Randy Bullerwell (Prepared for the Fall, 2010 Sable Island exhibition at Harris and Company Art Gallery)
Randy Bullerwell was born and raised in Yarmouth, Nova Scotia. He is still a relative newcomer to the field of photography, taking his first formal workshop with the ever inspiring Margot Metcalfe in 2004. Randy has completed his Certificate of Photography (2008) at the Nova Scotia College of Art and Design, Halifax, NS
Now living in Tantallon, NS, Randy has had experience with opening and facilitating many exhibitions with Harris and Company Art Gallery in order to spread the word about the therapeutic nature of art in general and photography specifically. He has also shown artwork in Lunenburg Art Gallery, Lunenburg and Trilogy Gallery, Mahone Bay. Having plans to continue to facilitate photography workshops himself, Randy has an ongoing commitment to learning as a photographer. At present, while working on a solo exhibition, The Aruban Landscape, he has also been asked to facilitate workshops in a local gallery in Aruba.
To date, Randy’s most cherished photographic experience, with the wonderful support of Coastal Winds Realty Limited, has been the organization of two Sable Island trips with fellow photographers. This was then followed up with a six week group exhibition attracting Sable Island enthusiasts from across the province.
Artist Statement (For upcoming exhibition at Lunenburg Art Gallery April 24 - May 20, 2012)
When driving down a country road I often see buildings in various states of disrepair.

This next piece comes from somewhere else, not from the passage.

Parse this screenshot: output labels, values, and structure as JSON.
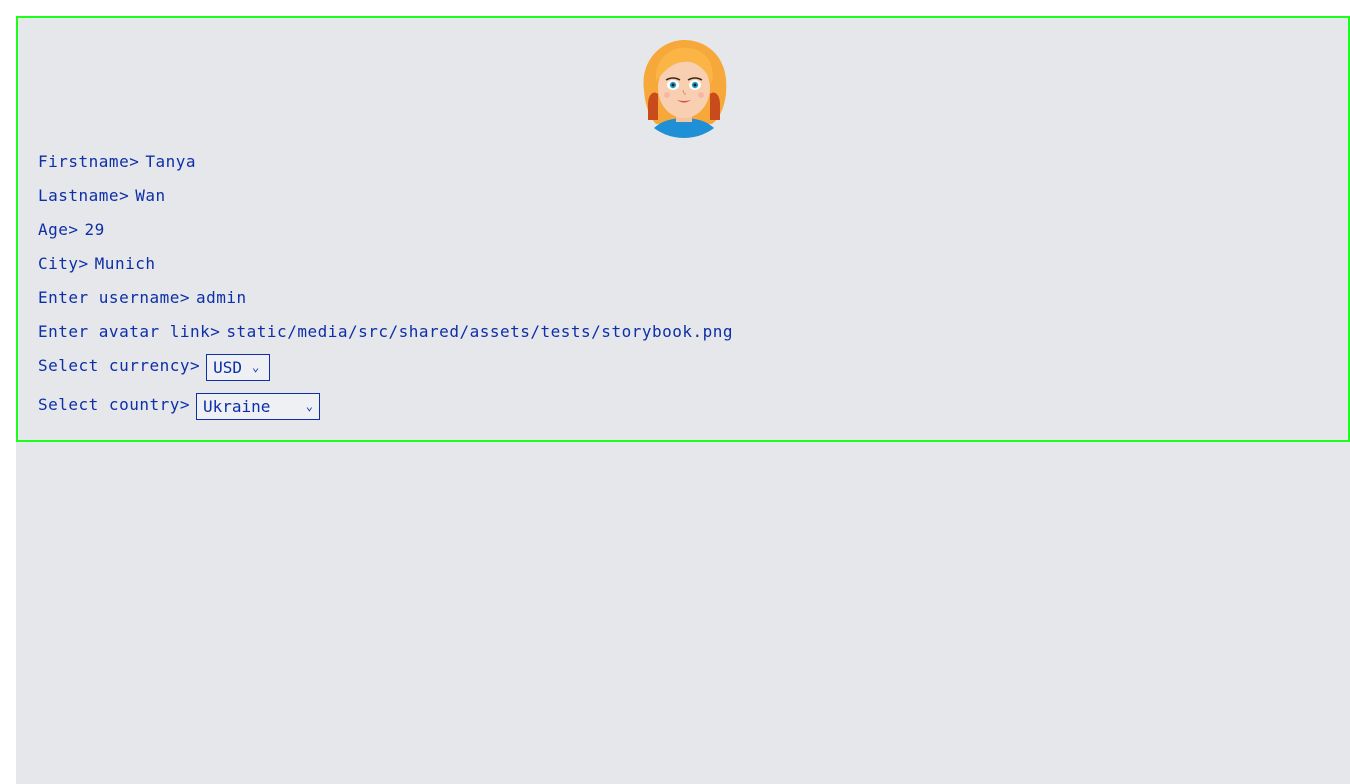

So too do I see architecture that, while still in use today, indicate advanced signs of distress, aging, or utter muted cries as ‘progress’ advances. Each of these monuments has its own story, narrative of life experiences, concealed by one of neglect, desertion or the fear of abandonment.
Was the farmhouse in the field simply left to rot away as the latest generation of family head away for work? How obvious is it that a diminishing population base is affecting community gathering spots in various ways? And, are today’s latest in technological advancements dictating the necessity for more modern and efficient facilities?
Abandonment has its own reality – Selfish or otherwise.
I could pass judgment or make assumptions about these structures or I could do my part to better understand and appreciate their personal stories. Could it be possible that my increased knowledge of architectural abandonment may lead to the protection or restoration of such constructions – Thus, preserving a part of our rural history?